Over one million adults in the U.S. suffer from rheumatoid arthritis, a systemic inflammatory autoimmune disease that can be incapacitating. Researchers have now discovered the mechanism by which a cell signaling pathway contributes to the development of rheumatoid arthritis (RA). The study, published ahead of the print version of Nature Immunology shows evidence that drugs that are being developed for diseases like cancer, could potentially be used to treat RA.

Study leader, Xiaoyu Hu, M.D., Ph.D., a research scientist at Hospital for Special Surgery in New York City declared: “We uncovered a novel mechanism by which the Notch pathway could contribute to RA.”

The team was aware of the fact that Notch, an intracellular molecular pathway plays a role in diseases like cancer before they embarked on their study due to the fact a study of another research team discovered in 2011 that a certain mutation in a gene involved in the Notch pathway places patients at risk for RA. However, the study was unable to reveal the mechanism.

Hu said: “We were intrigued. Nothing has been known about how the Notch pathway is important to RA.” Hu started to collaborate with other U.S. scientists and scientists from abroad and they discovered that Notch could potentially be involved in a misfiring of the immune system, which is frequently observed in RA.

They developed methods to evaluate a potential impact of the Notch pathway on macrophages, i.e. white blood cells within tissues that ingest pathogens and can cause inflammation. Macrophages that have become abnormal possess attributes of being destructive and causing widespread inflammations, which can strongly contribute to acute and chronic rheumatoid arthritis. Dr. Hu explains: “In the case of RA, inflammatory macrophages attack joints and they produce inflammatory mediators that basically sustain inflammation in joints.”

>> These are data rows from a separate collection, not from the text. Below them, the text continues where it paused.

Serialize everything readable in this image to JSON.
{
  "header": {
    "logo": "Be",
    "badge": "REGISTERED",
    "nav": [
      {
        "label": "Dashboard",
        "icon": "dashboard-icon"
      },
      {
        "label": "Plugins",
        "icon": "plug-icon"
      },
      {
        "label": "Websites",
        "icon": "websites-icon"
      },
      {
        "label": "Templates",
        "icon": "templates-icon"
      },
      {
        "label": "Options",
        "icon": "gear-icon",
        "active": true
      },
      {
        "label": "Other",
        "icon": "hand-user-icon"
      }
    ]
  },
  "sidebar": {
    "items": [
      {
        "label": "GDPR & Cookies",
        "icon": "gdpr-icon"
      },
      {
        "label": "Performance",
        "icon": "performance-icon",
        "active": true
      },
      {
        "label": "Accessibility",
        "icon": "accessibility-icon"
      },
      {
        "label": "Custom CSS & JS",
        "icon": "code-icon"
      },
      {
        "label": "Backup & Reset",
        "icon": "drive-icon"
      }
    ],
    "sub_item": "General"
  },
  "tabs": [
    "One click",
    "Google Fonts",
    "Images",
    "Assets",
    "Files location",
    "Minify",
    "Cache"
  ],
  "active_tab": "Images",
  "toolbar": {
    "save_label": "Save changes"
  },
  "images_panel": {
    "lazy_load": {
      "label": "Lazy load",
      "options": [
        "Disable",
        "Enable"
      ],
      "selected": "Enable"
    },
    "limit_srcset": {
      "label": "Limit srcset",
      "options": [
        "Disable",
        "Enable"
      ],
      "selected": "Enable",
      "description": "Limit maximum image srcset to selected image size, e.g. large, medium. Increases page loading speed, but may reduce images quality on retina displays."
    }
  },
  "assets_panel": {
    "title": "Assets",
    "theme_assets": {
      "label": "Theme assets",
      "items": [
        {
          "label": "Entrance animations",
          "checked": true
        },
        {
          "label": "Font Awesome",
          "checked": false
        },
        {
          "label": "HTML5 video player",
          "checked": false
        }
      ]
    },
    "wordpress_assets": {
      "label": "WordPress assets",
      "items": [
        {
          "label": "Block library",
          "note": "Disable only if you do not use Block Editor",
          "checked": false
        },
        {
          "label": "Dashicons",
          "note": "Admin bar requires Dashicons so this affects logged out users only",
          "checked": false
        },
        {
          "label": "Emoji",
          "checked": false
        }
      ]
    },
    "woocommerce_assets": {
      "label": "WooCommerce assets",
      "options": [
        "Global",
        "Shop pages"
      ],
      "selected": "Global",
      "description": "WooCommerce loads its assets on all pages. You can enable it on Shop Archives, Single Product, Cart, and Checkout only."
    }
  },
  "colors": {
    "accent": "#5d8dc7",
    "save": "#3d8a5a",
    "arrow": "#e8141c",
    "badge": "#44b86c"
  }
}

The researchers discovered during their experiments that knockout mice with a missing Notch pathway in their macrophages were unable to produce certain types of macrophages and have a lesser inflammatory phenotype.

Dr. Hu explains:

“Notch is essential for the development and function of a cell type called the inflammatory macrophages and if this pathway is missing in mice, then you don’t get good differentiation of the inflammatory macrophages.”

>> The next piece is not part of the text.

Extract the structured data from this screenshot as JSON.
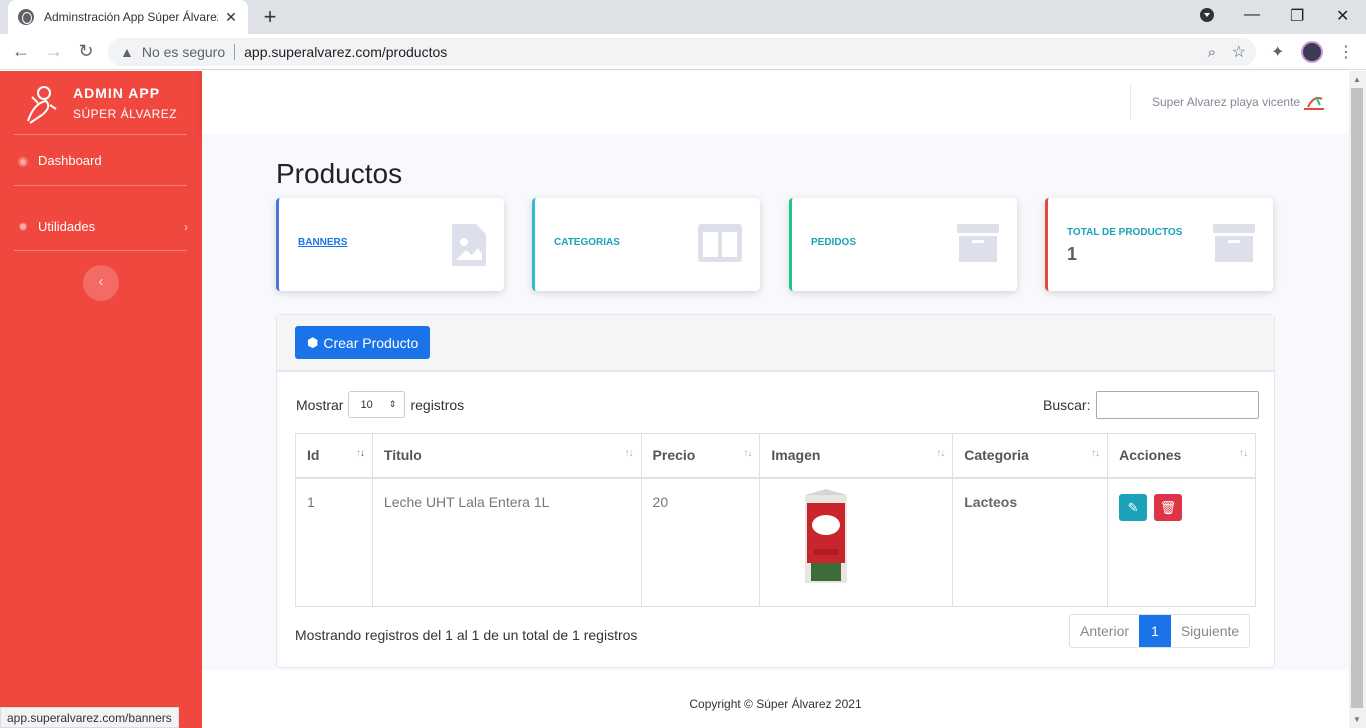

In simple terms, the Notch pathway is vital in order to differentiate and function of inflammatory macrophages, which in turn are vital for human RA pathogenesis.

The researchers cleaned out the specifics of how Notch influences the molecular cascade, which lead to generating inflammatory macrophages in a series of in vitro studies. Another experiment demonstrated that by using GSI-34, a Notch pathway inhibitor currently under development for the treatment of cancer and Alzheimer’s, that the drug was able to block the function of macrophages.

According to the researchers, the study offers an insight into how Notch contributes to rheumatoid arthritis pathogenesis, in addition to demonstrating for the first time that GSI-34 could potentially be used to treat RA.

Various companies are currently in the process of developing Notch inhibitors, some of which are already undergoing Phase III trials.

Dr. Hu concludes: “Before this study, the Notch pathway has been implicated mainly in cancer, but in this study we define how it is connected to RA.”